Bondi

Some years ago (first guess, last century, more likely the 1980s than the 1990s) I heard a song Is ’e an Aussie, is ’e Lizzie? by the duo Mr Flotsam and Mr Jetsam (I seem to remember simply ‘Flotsam and Jetsam’). At the time I didn’t have access to the resources of the internet but I have recently found that they were the English songwriter/pianist/tenor Bentley Collingwood Hilliam and the New Zealand bass Malcolm McEachern. They performed light comic “with mild social commentary” and sentimental songs. (I also accidentally found the thrash metal band Flotsam and Jetsam, who presumably don’t.)

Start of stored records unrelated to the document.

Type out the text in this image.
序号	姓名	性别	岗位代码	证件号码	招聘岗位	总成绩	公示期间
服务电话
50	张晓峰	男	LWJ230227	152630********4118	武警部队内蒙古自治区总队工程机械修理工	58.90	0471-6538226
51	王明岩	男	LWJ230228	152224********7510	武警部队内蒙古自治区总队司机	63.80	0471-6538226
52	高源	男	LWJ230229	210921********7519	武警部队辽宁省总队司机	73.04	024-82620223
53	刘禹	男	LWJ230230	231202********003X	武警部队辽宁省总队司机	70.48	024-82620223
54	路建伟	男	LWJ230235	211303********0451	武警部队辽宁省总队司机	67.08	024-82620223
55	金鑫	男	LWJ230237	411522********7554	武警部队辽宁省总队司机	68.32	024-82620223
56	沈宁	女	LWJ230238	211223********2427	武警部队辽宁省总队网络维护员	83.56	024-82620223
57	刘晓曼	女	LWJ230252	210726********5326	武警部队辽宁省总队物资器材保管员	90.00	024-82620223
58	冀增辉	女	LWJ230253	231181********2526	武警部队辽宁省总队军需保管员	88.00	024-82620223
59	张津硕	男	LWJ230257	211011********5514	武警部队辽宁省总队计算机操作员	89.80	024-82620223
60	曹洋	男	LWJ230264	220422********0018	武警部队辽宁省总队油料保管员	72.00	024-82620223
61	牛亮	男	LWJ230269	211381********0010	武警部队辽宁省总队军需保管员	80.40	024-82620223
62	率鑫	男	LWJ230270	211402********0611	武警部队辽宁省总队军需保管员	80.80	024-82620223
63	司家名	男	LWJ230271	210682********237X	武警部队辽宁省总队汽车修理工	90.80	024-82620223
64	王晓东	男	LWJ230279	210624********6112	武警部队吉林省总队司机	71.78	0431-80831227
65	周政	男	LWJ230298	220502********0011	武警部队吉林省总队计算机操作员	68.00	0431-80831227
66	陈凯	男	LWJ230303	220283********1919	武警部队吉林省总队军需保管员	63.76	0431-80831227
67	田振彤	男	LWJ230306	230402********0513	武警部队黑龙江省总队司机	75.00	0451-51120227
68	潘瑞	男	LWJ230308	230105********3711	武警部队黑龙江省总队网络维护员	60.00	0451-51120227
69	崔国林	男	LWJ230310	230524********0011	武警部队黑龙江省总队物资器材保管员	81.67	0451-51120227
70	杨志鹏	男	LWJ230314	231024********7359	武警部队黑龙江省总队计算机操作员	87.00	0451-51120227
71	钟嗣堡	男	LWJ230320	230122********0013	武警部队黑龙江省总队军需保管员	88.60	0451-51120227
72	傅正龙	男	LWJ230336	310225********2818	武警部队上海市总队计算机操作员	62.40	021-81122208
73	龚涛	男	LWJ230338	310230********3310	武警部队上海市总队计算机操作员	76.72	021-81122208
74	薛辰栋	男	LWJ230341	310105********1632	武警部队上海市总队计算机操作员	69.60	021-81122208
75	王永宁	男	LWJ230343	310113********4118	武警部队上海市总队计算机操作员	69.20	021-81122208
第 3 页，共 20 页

Is ’e an Aussie is apparently typical. (I recently included a link in a comment to a recent post, and my number one commenter of recent times, Batchman, said that it didn’t work in the USA. Try here or here or here, or search for ‘Is ’e an Aussie Flotsam Jetsam’.) It features rapid-fire and witty rhyming, almost all of it to do with Australia. In fact, in the first rhyme, Lizzie tells her girlfriend:

Mary-Anne I’ve met a man who says he’s an Austray-lee-an 

She says that he:

Throws a fond eye, talks of Bondi

But later we learn that:

He, being well-born, lived in Melbourne

Hang on …

Bondi’s not in Melbourne; it’s in Sydney, 875 kilometres away. 

In real life, there’s no reason why someone living in Melbourne, well-born or not, can’t talk about a beach in Sydney, but they’re more likely to talk about one closer to home. Except this is a song, and St Kilda, Sandringham and Mordialloc don’t rhyme and scan quite so well. If Hilliam didn’t know where Bondi is, I’m sure McEachern passed through Sydney on his way from New Zealand to England. Bondi is now famous, among other things, for its large population of New Zealanders, being almost the closest point to New Zealand.

Two slightly relevant memories:

Many years I travelled to New Zealand. I was talking to a man who said he was travelling to Australia next. He was going to fly into Mel-bourne then catch tourist buses to Bris-bane. I thought “Oh please don’t. Go from Melb-n to Brisb-n instead” but didn’t say anything. 

I once saw part of an episode of a British tv program called Shoestring, about a small city radio presenter/‘private ear’. A character introduced herself as working for a small radio station north of Brisbane, called ‘The sound of the Gold Coast’. I can’t remember anything else about the episode, or whether she turned out to be other than she purported to be (or maybe the writers simply didn’t know where the Gold Coast actually is). The brief synopses on Wikipedia don’t include a visiting Australian.

Hang on …

For a moment I thought I might be mis-remembering the whole thing, but then I found this page, which says that she “dupes” the radio station, which suggests that the writers included this mislocation deliberately.

(If my memory is correct, and everything supports it so far, then it’s strange that I can remember one sentence from one episode of one tv program which I saw probably 40 years ago.)